Testimonios que se anudan en la garganta y que hacen brotar las lágrimas, y permiten creer que nosotros y nuestros males tenemos remedio: una viejita dando masaje a un paramédico en la espalda; un ferretero donando toda su mercancía; restaurantes ofreciendo comida gratis a los voluntarios; personas permitiendo cargar las baterías de los celulares en sus tomas domiciliarias de corriente; campesinos que regalan una bolsa de azúcar o un kilo de tortillas; personas ofreciendo techo y sábanas limpias a desconocidos; voluntarios y personal especializado en desastres que llegan de aquí y de allá, tanto del país como de naciones hermanas, porque somos «cuates en la adversidad», como dijera el líder del equipo de rescate japonés; las porras y aplausos al encontrar un sobreviviente; los puños arriba, indicando silencio, atrapando en vilo la esperanza de todos por, quizás, haber encontrado a alguien vivo; el llanto inconsolable de un soldado por no haber logrado rescatar a una niña y a su madre; por un lado, las caricias de los rescatadores en la cabeza y el lomo de un perro liberado de entre los escombros; por otro, un perro que ladra sin perder la vista en los destrozos bajo los cuales hay alguien que respira (humanos salvando perros, y perros salvando humanos); largas y variopintas filas en las que ejecutivos en corbata y con las mangas remangadas, albañiles, chavos banda, cholos, hipsters, millenials, niñas fresa, nerds, enfermeras, estudiantes de medicina y amas de casa retiran -cascajo de una casa en ruinas, bajo una lluvia torrencial; loncheras y pupitres despedazados, y el silencio definitivo de los niños que jamás volverán a ocuparlos; mujeres y hombres atrapados en una habitación, de la que jamás saldrán; otros, atrapados en sí mismos, que quién sabe si logren salir; cientos de personas cantando el Himno Nacional al concluir el rescate de víctimas – vivas o no – de una edificación; los hombros caídos por el cansancio, pero la frente en alto, y el pecho hinchado de orgullo.

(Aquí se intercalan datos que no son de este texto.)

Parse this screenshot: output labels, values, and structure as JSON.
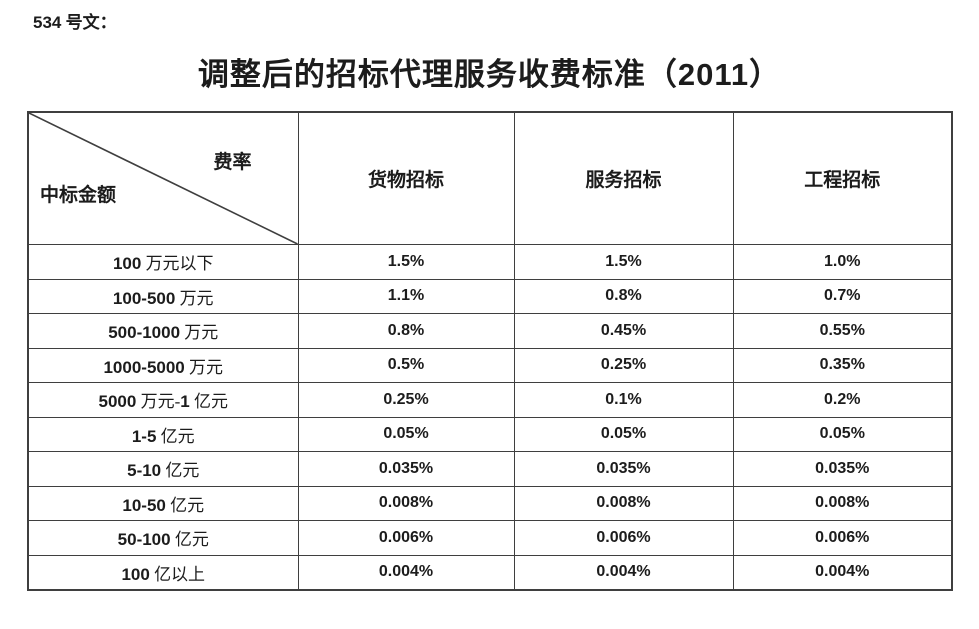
{
  "doc_label": "534 号文：",
  "title": "调整后的招标代理服务收费标准（2011）",
  "table": {
    "corner_top_right": "费率",
    "corner_bottom_left": "中标金额",
    "columns": [
      "货物招标",
      "服务招标",
      "工程招标"
    ],
    "rows": [
      {
        "label": "100 万元以下",
        "values": [
          "1.5%",
          "1.5%",
          "1.0%"
        ]
      },
      {
        "label": "100-500 万元",
        "values": [
          "1.1%",
          "0.8%",
          "0.7%"
        ]
      },
      {
        "label": "500-1000 万元",
        "values": [
          "0.8%",
          "0.45%",
          "0.55%"
        ]
      },
      {
        "label": "1000-5000 万元",
        "values": [
          "0.5%",
          "0.25%",
          "0.35%"
        ]
      },
      {
        "label": "5000 万元-1 亿元",
        "values": [
          "0.25%",
          "0.1%",
          "0.2%"
        ]
      },
      {
        "label": "1-5 亿元",
        "values": [
          "0.05%",
          "0.05%",
          "0.05%"
        ]
      },
      {
        "label": "5-10 亿元",
        "values": [
          "0.035%",
          "0.035%",
          "0.035%"
        ]
      },
      {
        "label": "10-50 亿元",
        "values": [
          "0.008%",
          "0.008%",
          "0.008%"
        ]
      },
      {
        "label": "50-100 亿元",
        "values": [
          "0.006%",
          "0.006%",
          "0.006%"
        ]
      },
      {
        "label": "100 亿以上",
        "values": [
          "0.004%",
          "0.004%",
          "0.004%"
        ]
      }
    ]
  },
  "colors": {
    "border": "#3f3f3f",
    "text": "#1c1c1c"
  }
}
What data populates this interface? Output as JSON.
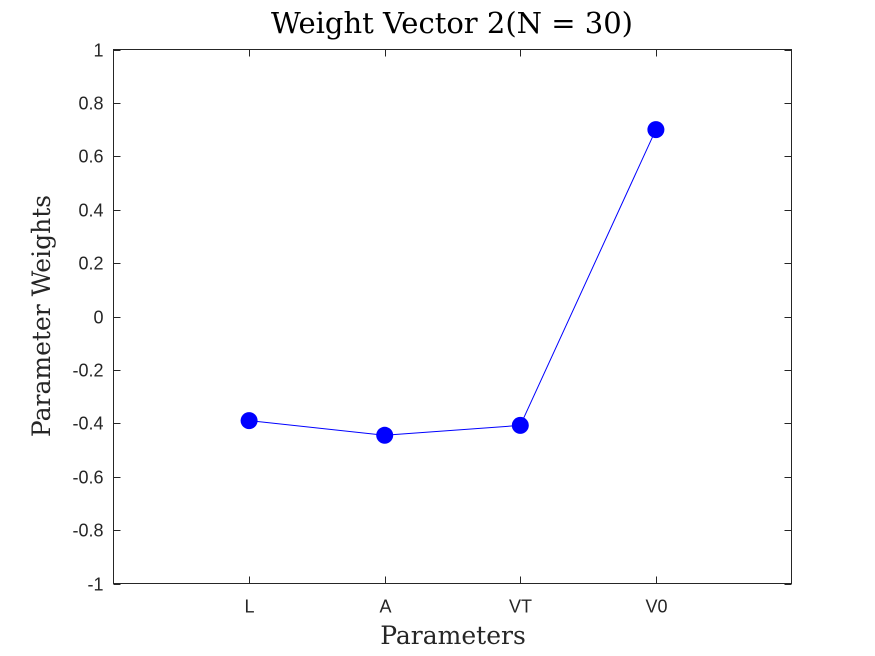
{
  "chart_data": {
    "type": "line",
    "title": "Weight Vector 2(N = 30)",
    "xlabel": "Parameters",
    "ylabel": "Parameter Weights",
    "categories": [
      "L",
      "A",
      "VT",
      "V0"
    ],
    "series": [
      {
        "values": [
          -0.39,
          -0.445,
          -0.408,
          0.7
        ],
        "color": "#0000ff"
      }
    ],
    "ylim": [
      -1,
      1
    ],
    "yticks": [
      1,
      0.8,
      0.6,
      0.4,
      0.2,
      0,
      -0.2,
      -0.4,
      -0.6,
      -0.8,
      -1
    ],
    "ytick_labels": [
      "1",
      "0.8",
      "0.6",
      "0.4",
      "0.2",
      "0",
      "-0.2",
      "-0.4",
      "-0.6",
      "-0.8",
      "-1"
    ],
    "grid": false,
    "marker": "filled-circle"
  }
}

Quizás sea tiempo de atrapar el corazón en un puño y ofrecerlo al cielo, y guardar silencio, esperando escuchar explotar el júbilo por una vida que ha vuelto de entre los escombros. Quizás quien haya vuelto sea una persona; quizás la misma sociedad, y ese puño represente el fuerte latido de un nuevo despertar; uno, que al reconocer su fragilidad, pero también su fortaleza, lucha por acabar con la injusticia, la desigualdad y la corrupción; así, hombro con hombro, como cuando la tierra se sacude.